Concerning your brother Mick coming out here. You say God knows it is hard
on a father and mother, and he now the only help. Dear Niece one feels it more
sensitive than I do, yet we must look the facts in the face. If he stays there he will
not be long to he gets dissatisfied. And I know what Downpatrick and its surroundings
is. In one of your father's former letters to me I think he said he paid his hired hand
nine pounds a year. If the boy is what 1 lake him to be and him comes, I will advance
forthwith on the boy's first year's wages fifty dollars or ten pounds, and the boy
would still have fifty dollars to himself, which would amply clothe him. If the boy
were careful of his clothes he might save as much as would get him a pair of calves
or a colt, which I would charge him nothing for their keeping until they would be
marketable, which he could sell and buy again. In that way, after a time, he might
realize his own full wages and at the same time send your father each year a hired
man's wages, which he would be in duty bound to do until he gained his majority,
21 years of age at least in my opinion. A hired man would do more for your father
than the boy possibly can as the boy is unacquainted with the manner of farming.
The first year he would have to learn everything. The second year or after I can
advance his wages. He would have his board and washing as one of my own family,
and if a good biddable boy, I would do right by him, even if I am the loser. On a farm
in the working season, we have to work constant but I would rather have a [child?]
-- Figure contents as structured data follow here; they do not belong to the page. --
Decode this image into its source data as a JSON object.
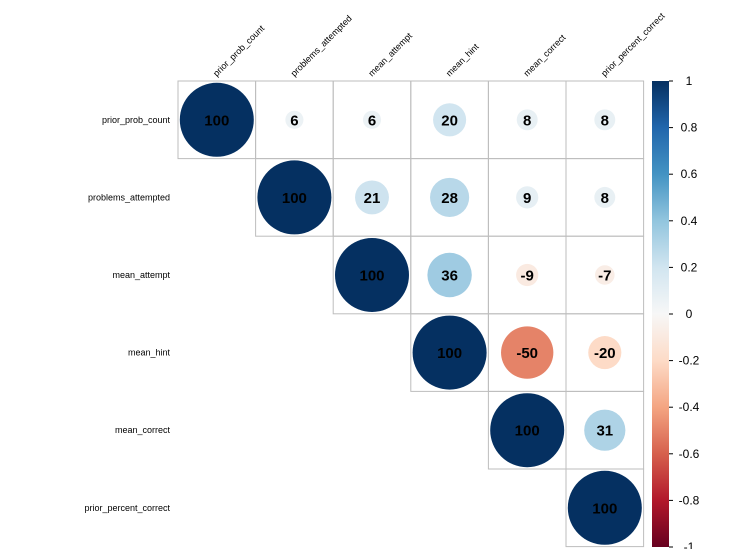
{
  "chart_data": {
    "type": "heatmap",
    "subtype": "correlation-circle-upper",
    "variables": [
      "prior_prob_count",
      "problems_attempted",
      "mean_attempt",
      "mean_hint",
      "mean_correct",
      "prior_percent_correct"
    ],
    "matrix": [
      [
        100,
        6,
        6,
        20,
        8,
        8
      ],
      [
        null,
        100,
        21,
        28,
        9,
        8
      ],
      [
        null,
        null,
        100,
        36,
        -9,
        -7
      ],
      [
        null,
        null,
        null,
        100,
        -50,
        -20
      ],
      [
        null,
        null,
        null,
        null,
        100,
        31
      ],
      [
        null,
        null,
        null,
        null,
        null,
        100
      ]
    ],
    "colorbar": {
      "range": [
        -1,
        1
      ],
      "ticks": [
        "1",
        "0.8",
        "0.6",
        "0.4",
        "0.2",
        "0",
        "-0.2",
        "-0.4",
        "-0.6",
        "-0.8",
        "-1"
      ],
      "colors": [
        "#67001f",
        "#b2182b",
        "#d6604d",
        "#f4a582",
        "#fddbc7",
        "#f7f7f7",
        "#d1e5f0",
        "#92c5de",
        "#4393c3",
        "#2166ac",
        "#053061"
      ]
    },
    "grid": true,
    "legend": "right"
  }
}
of mine at it than anything I know, although I have some experience at other
businesses. If not their own fault they work on their own before very old. In the
winter time our business is to feed stock and get [fire?] wood for the stoves, which
could be done night and morning. The boy might attend school for at least two
months and review his former studies, which would be an advantage to him. Most
young men do to 21 free. So much for Mick coming.
My view is [] in that way he would benefit your family more than any that I know,
see in a short time whether it would suit your father to come. And he himself would
be better qualified to assist him. In my first letter to your father I believe I said our
family never had any concert of action. We all think we know it all, and take
different views. If we had worked together it would have been better for all. Should
he come I will send your father a draft on the bank of Ireland for fifty dollars. He
should be here as soon as possible if come, as he should rest a month before farming commences. He should come by the line I formerly directed. They will send him
to their agent in Nebraska City direct. He will notify me. You may enclose this to
your father with your own views. You and Kate write to me on receipt of this, and
no excuses. We are all well. You may have another young cousin before this goes
to post. I never knew whether your father got the registered letter I sent him. I want
to hear from both of you and your father immediately. I would answer more fully
but for want of room, another time. Give my love to Mick and all enquiring friends.